With all the new solar microgrids going up, a researcher at Cal Poly has proposed a design for a house using only the direct current that the panels produce, eliminating the waste of converting to and from alternating current.

The so-called DC House initially targets a 450-600 W home, with plans for a 150W version later. With solar microgrids on the rise, “it’s a good time for us to improve the technology to provide this kind of electricity in rural areas,” said Taufik, a professor specializing in power electronics and director of Cal Poly’s Electric Power Institute. (He uses a single name as is common in his native Indonesia.)

The junction box, initially just supporting 80 W, was the most challenging part of the design. The team has a 450 W version today and plans to work on a 600 W version with a single converter.

The team also created a smart wall plug. It can sense whatever output a device needs and step down from its native 48 V to between 3 to 24 V. Researchers also created a portable dimmable bulb with an embedded battery.

Cal Poly built in June its first prototype of a DC-powered village home. Click here for larger image

A shed on the Cal Poly campus served as the first prototype DC house in June. Taufik found a small abandoned home on the campus that will be the site for his first full system.

“Next year we plan to build DC houses on three campuses in Indonesia -- that is how I will spend my sabbatical,” said Taufik.
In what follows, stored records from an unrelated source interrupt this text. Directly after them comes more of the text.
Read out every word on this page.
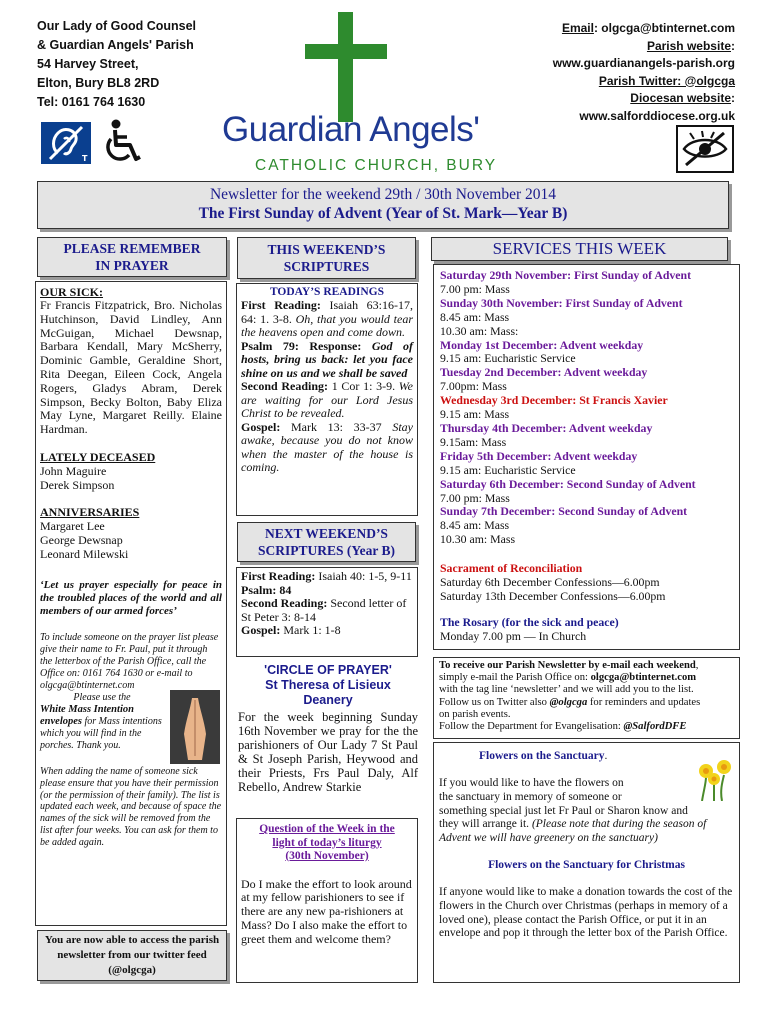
Our Lady of Good Counsel
& Guardian Angels' Parish
54 Harvey Street,
Elton, Bury BL8 2RD
Tel: 0161 764 1630
T
Guardian Angels'
CATHOLIC CHURCH, BURY
Email: olgcga@btinternet.com
Parish website:
www.guardianangels-parish.org
Parish Twitter: @olgcga
Diocesan website:
www.salforddiocese.org.uk
Newsletter for the weekend 29th / 30th November 2014
The First Sunday of Advent (Year of St. Mark—Year B)
PLEASE REMEMBER
IN PRAYER
OUR SICK:
Fr Francis Fitzpatrick, Bro. Nicholas Hutchinson, David Lindley, Ann McGuigan, Michael Dewsnap, Barbara Kendall, Mary McSherry, Dominic Gamble, Geraldine Short, Rita Deegan, Eileen Cock, Angela Rogers, Gladys Abram, Derek Simpson, Becky Bolton, Baby Eliza May Lyne, Margaret Reilly. Elaine Hardman.
LATELY DECEASED
John Maguire
Derek Simpson
ANNIVERSARIES
Margaret Lee
George Dewsnap
Leonard Milewski
‘Let us prayer especially for peace in the troubled places of the world and all members of our armed forces’
To include someone on the prayer list please give their name to Fr. Paul, put it through the letterbox of the Parish Office, call the Office on: 0161 764 1630 or e-mail to olgcga@btinternet.com
Please use the
White Mass Intention envelopes for Mass intentions which you will find in the porches. Thank you.
When adding the name of someone sick please ensure that you have their permission (or the permission of their family). The list is updated each week, and because of space the names of the sick will be removed from the list after four weeks. You can ask for them to be added again.
You are now able to access the parish newsletter from our twitter feed (@olgcga)
THIS WEEKEND’S
SCRIPTURES
TODAY’S READINGS
First Reading: Isaiah 63:16-17, 64: 1. 3-8. Oh, that you would tear the heavens open and come down.
Psalm 79: Response: God of hosts, bring us back: let you face shine on us and we shall be saved
Second Reading: 1 Cor 1: 3-9. We are waiting for our Lord Jesus Christ to be revealed.
Gospel: Mark 13: 33-37 Stay awake, because you do not know when the master of the house is coming.
NEXT WEEKEND’S
SCRIPTURES (Year B)
First Reading: Isaiah 40: 1-5, 9-11
Psalm: 84
Second Reading: Second letter of St Peter 3: 8-14
Gospel: Mark 1: 1-8
'CIRCLE OF PRAYER'
St Theresa of Lisieux
Deanery
For the week beginning Sunday 16th November we pray for the the parishioners of Our Lady 7 St Paul & St Joseph Parish, Heywood and their Priests, Frs Paul Daly, Alf Rebello, Andrew Starkie
Question of the Week in the
light of today’s liturgy
(30th November)
Do I make the effort to look around at my fellow parishioners to see if there are any new pa-rishioners at Mass? Do I also make the effort to greet them and welcome them?
SERVICES THIS WEEK
Saturday 29th November: First Sunday of Advent
7.00 pm: Mass
Sunday 30th November: First Sunday of Advent
8.45 am: Mass
10.30 am: Mass:
Monday 1st December: Advent weekday
9.15 am: Eucharistic Service
Tuesday 2nd December: Advent weekday
7.00pm: Mass
Wednesday 3rd December: St Francis Xavier
9.15 am: Mass
Thursday 4th December: Advent weekday
9.15am: Mass
Friday 5th December: Advent weekday
9.15 am: Eucharistic Service
Saturday 6th December: Second Sunday of Advent
7.00 pm: Mass
Sunday 7th December: Second Sunday of Advent
8.45 am: Mass
10.30 am: Mass
Sacrament of Reconciliation
Saturday 6th December Confessions—6.00pm
Saturday 13th December Confessions—6.00pm
The Rosary (for the sick and peace)
Monday 7.00 pm — In Church
To receive our Parish Newsletter by e-mail each weekend,
simply e-mail the Parish Office on: olgcga@btinternet.com
with the tag line ‘newsletter’ and we will add you to the list.
Follow us on Twitter also @olgcga for reminders and updates
on parish events.
Follow the Department for Evangelisation: @SalfordDFE
Flowers on the Sanctuary.
If you would like to have the flowers on
the sanctuary in memory of someone or
something special just let Fr Paul or Sharon know and
they will arrange it. (Please note that during the season of Advent we will have greenery on the sanctuary)
Flowers on the Sanctuary for Christmas
If anyone would like to make a donation towards the cost of the flowers in the Church over Christmas (perhaps in memory of a loved one), please contact the Parish Office, or put it in an envelope and pop it through the letter box of the Parish Office.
Requests for the design have already come in from Africa, Malaysia, and the Philippines shortly after the DC House website went live. “I had to turn them down as it will not be ready probably for another two or three years,” he said.

Among the group’s other designs, it is working on merry-go-rounds and swing sets that could generate energy

Several experts said the biggest issues they face are not about the technology

For instance, the wide variation in subsidy and donor levels creates very different business models. “The diversity is mind boggling… There are so many players it can be confusing,” said Vijayraghavan.

If people in one village being charged for electricity hear of people elsewhere for whom it is free, they resist. One village boycotted a solar microgrid because it used DC fans with an integrated switch rather than a switch on the wall. For the same reason, LED bulbs are now being designed to look like incandescent ones.

“Rural India does not want something urban India does not use -- it’s a problem of aspirations,” he said.

Creating self-sustaining ventures is key in a climate of diminishing grants. Like many non-profits, Community Solutions Initiative, a member of the IEEE, tries to spawn a local organization that runs and maintains the solar grids it installs, according to Ray Larsen, a Silicon Valley engineer who co-chairs the group.

“Silicon Valley caught on right away, saying, ‘that’s entrepreneurship, we get it,’ ” said Vijayaraghavan, noting efforts from Stanford and Santa Clara University.

“The traditional approach of getting someone to write a check or donate products is long gone,” said Intel's Filose, pointing to partnerships as the way forward.

“When you think of the challenges, I would describe it as a pretty bumpy, long, lonely road,” he said, quoting an African proverb: “If you want to go fast, go alone -- but if you want to go far, go together.”